Chuck Guzis wrote:
NEC never claimed that 128-byte MFM sectors would
work. Their
datasheets don't list it--and anyone who's tried to read or write a
128-byte MFM sector using the 765 got some eye-opening results--the
first 80 (decimal) bytes would be transfered, but not the remainder.
Even though IBM didn't specify 128 bytes for FM, I am rather surprised
that an FDC that can handle length code 00 properly in MFM mode wouldn't
in FM mode. I can't really imagine what sort of logic design would lead
to that. Interpreting the 00 length code as 80 bytes is especially
strange, and that makes me wonder if they didn't intentionally do that
in order to be compatible with some proprietary system.

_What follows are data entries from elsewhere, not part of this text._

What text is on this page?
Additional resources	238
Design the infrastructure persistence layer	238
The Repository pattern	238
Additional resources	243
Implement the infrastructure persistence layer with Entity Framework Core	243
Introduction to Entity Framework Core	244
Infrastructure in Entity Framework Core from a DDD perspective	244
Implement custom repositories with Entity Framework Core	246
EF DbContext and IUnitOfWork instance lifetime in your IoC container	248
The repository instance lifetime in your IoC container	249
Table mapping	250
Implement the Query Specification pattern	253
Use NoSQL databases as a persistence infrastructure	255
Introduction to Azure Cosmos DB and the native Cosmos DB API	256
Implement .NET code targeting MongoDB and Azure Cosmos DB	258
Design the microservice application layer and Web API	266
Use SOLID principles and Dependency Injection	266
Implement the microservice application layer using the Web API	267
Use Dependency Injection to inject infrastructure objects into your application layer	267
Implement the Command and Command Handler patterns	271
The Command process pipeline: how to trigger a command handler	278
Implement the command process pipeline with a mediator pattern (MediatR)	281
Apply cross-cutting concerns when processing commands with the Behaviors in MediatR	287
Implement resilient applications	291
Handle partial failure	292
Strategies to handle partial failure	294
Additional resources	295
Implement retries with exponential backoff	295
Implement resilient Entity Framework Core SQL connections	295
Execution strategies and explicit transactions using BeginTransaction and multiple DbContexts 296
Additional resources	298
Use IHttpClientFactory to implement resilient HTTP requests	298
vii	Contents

In theory, it's possible write sectors smaller
than 128 bytes, but
I've never run into a system that actually did that.
There's no obvious way to do such a thing as a (somewhat-) compatible
extension of the standard formats. The ID field of a sector contains a
"physical record length" byte, and the FDC uses the value there to
determine how many data bytes to transfer before the CRC. The values
IBM defined are:
00 - 128 bytes (FM only)
01 - 256 bytes
02 - 512 bytes
03 - 1024 bytes (MFM only)
There are non-IBM formats using the obvious extension:
04 - 2048 bytes
05 - 4096 bytes
I wouldn't be the least bit surprised if some FDC chips didn't work
properly with those. In particular, I would expect some FDCs to use
only the low two bits of the byte, and interpret 04 and 05 as meaning
128 and 256 bytes, respectively. However, I have not tried this.